Lama Hilda berusaha hingga akhirnya Si Anggota mau juga mengangkat wajahnya. Perlahan-lahan suaminya itu mulai memahami bahwa hidup ini tidak untuk dimiliki sendiri. Ama ni Hinsa betul, biarlah lebih banyak lagi orang yang dibimbing hingga sukses lewat mimbar gereja yang semula adalah meja makan itu. Si Anggota masih menangis, namun tidak lagi marah-marah.

Hilda tersenyum di belakangnya. Lega.
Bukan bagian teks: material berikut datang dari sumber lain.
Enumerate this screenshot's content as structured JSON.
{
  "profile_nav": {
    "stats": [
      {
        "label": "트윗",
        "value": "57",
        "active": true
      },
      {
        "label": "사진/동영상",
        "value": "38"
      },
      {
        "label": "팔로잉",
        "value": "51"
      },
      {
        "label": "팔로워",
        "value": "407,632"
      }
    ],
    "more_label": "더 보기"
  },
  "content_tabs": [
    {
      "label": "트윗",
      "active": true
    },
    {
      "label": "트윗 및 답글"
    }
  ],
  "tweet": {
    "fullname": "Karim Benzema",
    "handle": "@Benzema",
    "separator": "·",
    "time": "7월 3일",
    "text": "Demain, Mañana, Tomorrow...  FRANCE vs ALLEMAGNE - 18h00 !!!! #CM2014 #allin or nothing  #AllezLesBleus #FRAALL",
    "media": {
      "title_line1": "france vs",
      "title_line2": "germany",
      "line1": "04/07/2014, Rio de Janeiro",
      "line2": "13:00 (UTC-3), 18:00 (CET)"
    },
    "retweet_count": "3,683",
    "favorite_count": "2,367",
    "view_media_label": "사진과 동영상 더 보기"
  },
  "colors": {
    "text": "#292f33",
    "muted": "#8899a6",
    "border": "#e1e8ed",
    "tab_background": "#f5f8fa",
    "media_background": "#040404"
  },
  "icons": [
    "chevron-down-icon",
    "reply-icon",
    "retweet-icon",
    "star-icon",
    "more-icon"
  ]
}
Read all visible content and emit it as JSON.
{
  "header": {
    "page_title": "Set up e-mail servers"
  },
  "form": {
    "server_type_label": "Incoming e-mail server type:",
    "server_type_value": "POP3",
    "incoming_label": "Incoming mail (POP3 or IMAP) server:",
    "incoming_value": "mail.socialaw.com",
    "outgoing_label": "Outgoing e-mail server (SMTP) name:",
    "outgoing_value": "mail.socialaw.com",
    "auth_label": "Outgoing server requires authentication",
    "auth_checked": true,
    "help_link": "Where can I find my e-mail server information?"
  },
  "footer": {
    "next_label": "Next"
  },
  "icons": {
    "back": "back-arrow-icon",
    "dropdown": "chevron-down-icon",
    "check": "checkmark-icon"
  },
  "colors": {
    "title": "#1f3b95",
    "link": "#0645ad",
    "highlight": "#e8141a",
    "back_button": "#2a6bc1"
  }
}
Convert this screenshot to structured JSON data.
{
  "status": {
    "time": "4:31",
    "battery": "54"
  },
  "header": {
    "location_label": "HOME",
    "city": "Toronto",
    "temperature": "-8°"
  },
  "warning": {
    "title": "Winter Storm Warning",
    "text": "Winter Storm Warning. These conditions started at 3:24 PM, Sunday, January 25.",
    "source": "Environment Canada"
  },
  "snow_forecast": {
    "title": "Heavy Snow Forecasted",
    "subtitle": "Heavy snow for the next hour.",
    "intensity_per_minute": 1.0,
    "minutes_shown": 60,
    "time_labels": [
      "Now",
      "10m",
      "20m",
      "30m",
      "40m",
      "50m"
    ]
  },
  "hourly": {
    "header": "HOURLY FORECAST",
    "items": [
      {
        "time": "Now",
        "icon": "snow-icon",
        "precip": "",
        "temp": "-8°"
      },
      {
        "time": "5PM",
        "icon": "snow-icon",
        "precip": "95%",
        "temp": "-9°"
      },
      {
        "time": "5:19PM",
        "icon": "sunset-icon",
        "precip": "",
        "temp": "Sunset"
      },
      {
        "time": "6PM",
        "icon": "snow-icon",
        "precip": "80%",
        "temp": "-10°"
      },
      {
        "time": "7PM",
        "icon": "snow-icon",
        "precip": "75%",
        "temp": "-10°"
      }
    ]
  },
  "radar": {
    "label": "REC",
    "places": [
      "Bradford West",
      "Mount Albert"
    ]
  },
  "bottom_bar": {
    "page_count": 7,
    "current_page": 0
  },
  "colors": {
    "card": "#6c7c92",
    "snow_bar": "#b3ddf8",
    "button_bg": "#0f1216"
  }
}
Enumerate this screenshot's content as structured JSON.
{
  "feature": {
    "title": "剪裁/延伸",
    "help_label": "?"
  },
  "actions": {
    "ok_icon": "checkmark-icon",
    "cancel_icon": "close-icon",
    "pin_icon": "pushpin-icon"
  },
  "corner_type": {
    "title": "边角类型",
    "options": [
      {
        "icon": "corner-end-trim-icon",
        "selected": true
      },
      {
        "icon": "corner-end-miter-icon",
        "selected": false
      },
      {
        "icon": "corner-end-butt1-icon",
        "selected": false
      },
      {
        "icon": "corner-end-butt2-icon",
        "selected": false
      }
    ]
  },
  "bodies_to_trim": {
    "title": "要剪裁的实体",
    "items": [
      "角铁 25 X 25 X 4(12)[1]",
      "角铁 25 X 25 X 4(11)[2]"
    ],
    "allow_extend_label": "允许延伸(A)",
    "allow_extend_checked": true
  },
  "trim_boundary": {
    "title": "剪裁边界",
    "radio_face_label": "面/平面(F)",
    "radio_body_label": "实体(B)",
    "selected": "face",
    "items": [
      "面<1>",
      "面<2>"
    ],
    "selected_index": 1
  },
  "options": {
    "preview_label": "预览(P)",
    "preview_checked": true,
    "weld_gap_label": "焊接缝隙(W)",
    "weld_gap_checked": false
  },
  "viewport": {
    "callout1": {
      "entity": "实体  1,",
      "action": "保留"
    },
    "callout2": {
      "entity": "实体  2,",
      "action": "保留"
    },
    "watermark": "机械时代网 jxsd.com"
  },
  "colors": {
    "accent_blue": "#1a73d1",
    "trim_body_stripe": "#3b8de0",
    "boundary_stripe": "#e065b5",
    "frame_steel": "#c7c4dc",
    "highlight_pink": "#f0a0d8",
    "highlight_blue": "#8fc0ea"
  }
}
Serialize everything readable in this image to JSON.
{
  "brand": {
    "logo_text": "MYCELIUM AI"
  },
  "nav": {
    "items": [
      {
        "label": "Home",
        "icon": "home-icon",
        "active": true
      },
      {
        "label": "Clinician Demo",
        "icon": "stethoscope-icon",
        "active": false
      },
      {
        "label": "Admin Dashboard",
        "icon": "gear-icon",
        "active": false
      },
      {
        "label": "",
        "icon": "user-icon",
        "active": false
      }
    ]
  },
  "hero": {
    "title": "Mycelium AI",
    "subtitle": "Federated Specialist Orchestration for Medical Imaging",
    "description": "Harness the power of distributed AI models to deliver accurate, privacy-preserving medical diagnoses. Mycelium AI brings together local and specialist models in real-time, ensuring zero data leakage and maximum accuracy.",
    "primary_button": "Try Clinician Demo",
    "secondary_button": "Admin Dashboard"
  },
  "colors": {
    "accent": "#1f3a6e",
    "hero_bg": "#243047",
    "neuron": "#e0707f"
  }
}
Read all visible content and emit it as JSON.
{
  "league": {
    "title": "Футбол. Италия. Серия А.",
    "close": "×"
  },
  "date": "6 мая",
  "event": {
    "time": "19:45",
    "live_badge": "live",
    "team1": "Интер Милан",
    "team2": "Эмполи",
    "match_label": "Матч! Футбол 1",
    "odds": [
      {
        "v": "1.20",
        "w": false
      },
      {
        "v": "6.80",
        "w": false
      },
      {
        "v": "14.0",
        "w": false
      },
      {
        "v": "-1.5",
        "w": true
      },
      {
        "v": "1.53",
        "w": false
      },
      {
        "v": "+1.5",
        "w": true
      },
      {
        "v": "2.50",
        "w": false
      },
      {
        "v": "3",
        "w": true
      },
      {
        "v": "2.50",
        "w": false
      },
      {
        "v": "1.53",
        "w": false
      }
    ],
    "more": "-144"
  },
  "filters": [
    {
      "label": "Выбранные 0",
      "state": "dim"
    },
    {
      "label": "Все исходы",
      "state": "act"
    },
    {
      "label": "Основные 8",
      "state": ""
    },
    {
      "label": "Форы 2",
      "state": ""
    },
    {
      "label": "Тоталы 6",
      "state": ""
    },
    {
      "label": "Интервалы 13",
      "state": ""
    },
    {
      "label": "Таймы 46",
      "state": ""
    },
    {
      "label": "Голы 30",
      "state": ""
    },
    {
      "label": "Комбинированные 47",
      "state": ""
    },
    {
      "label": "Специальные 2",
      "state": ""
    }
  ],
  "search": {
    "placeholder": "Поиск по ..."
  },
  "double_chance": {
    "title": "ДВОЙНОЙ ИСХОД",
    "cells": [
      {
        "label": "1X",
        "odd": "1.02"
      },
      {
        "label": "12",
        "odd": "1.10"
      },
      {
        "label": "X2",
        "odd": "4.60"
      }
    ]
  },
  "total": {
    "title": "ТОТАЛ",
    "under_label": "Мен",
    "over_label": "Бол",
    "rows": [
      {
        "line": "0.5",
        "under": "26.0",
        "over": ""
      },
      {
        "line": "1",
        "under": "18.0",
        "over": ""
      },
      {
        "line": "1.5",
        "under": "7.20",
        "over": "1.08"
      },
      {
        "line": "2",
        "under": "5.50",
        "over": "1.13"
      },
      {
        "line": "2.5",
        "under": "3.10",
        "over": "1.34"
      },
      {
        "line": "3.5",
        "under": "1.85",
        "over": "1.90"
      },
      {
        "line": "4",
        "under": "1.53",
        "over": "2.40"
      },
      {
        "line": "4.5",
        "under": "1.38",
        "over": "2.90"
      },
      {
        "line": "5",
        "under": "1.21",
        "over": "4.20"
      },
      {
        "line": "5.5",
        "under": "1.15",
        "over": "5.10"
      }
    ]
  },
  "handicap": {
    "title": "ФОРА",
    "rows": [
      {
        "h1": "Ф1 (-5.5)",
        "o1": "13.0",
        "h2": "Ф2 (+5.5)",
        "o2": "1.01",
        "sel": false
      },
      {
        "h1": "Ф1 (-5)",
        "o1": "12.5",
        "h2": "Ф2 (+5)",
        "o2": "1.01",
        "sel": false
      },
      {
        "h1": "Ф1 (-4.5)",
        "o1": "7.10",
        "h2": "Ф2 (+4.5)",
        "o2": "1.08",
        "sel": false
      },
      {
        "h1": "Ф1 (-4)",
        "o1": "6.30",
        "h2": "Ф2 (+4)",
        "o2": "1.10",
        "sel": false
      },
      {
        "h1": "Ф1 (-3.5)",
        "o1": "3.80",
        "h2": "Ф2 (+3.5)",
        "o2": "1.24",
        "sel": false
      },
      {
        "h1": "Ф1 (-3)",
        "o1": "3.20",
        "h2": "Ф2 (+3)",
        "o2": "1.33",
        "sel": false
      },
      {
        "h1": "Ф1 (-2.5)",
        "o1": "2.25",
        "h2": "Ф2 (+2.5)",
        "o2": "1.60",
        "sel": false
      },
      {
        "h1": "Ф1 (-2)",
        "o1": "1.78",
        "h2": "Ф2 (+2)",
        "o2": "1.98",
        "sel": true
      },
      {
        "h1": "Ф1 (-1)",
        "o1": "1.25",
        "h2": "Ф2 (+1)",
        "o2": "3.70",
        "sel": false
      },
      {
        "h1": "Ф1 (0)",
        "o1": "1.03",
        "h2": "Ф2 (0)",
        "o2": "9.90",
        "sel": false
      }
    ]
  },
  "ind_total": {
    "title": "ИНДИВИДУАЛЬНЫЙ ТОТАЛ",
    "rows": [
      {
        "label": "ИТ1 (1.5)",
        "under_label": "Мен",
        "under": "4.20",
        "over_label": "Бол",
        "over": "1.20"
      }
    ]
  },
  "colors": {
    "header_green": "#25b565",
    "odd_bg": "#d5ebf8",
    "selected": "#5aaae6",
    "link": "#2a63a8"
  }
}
Segumpal uang yang dijejalkannya ke tangan Ama Ni Hinsa ketika pamit pulang ke Jakarta, membuat segalanya beres. Ia tak mau bertengkar dengan suaminya. Tetapi ia lebih tak rela meja tua hitam, kasar, kotor dan jelek itu diangkut kemari dan menggusur meja besar ukiran Bali dari ruang makannya yang mewah. ***





CATATAN:
mauliate: terima kasih
anggia: panggilan untuk adik
ito: sebutan kepada saudara lain jenis kelamin
eda: sebutan antar perempuan yang beripar
amang/inang: ayah/ibu
hasian: sayang, yang dikasihi
pasu-pasu: berkat
paragat tuak: penyadap tuak dari pohon enau
sangap: kehormatan, kharisma
gabe: kekayaan dan kebahagiaan
langgatan: mimbar di gereja
Ama ni Hinsa: gelar panggilan bagi laki-laki yang punya anak sulung bernama Hinsa,
isterinya diberikan gelar Nai Hinsa. Sama halnya dengan Ama Ni 
Jonggi, Ama Ni Ucok. Gelar ini digunakan karena tidak etis
menyebut nama kecil seorang Batak yang sudah menikah.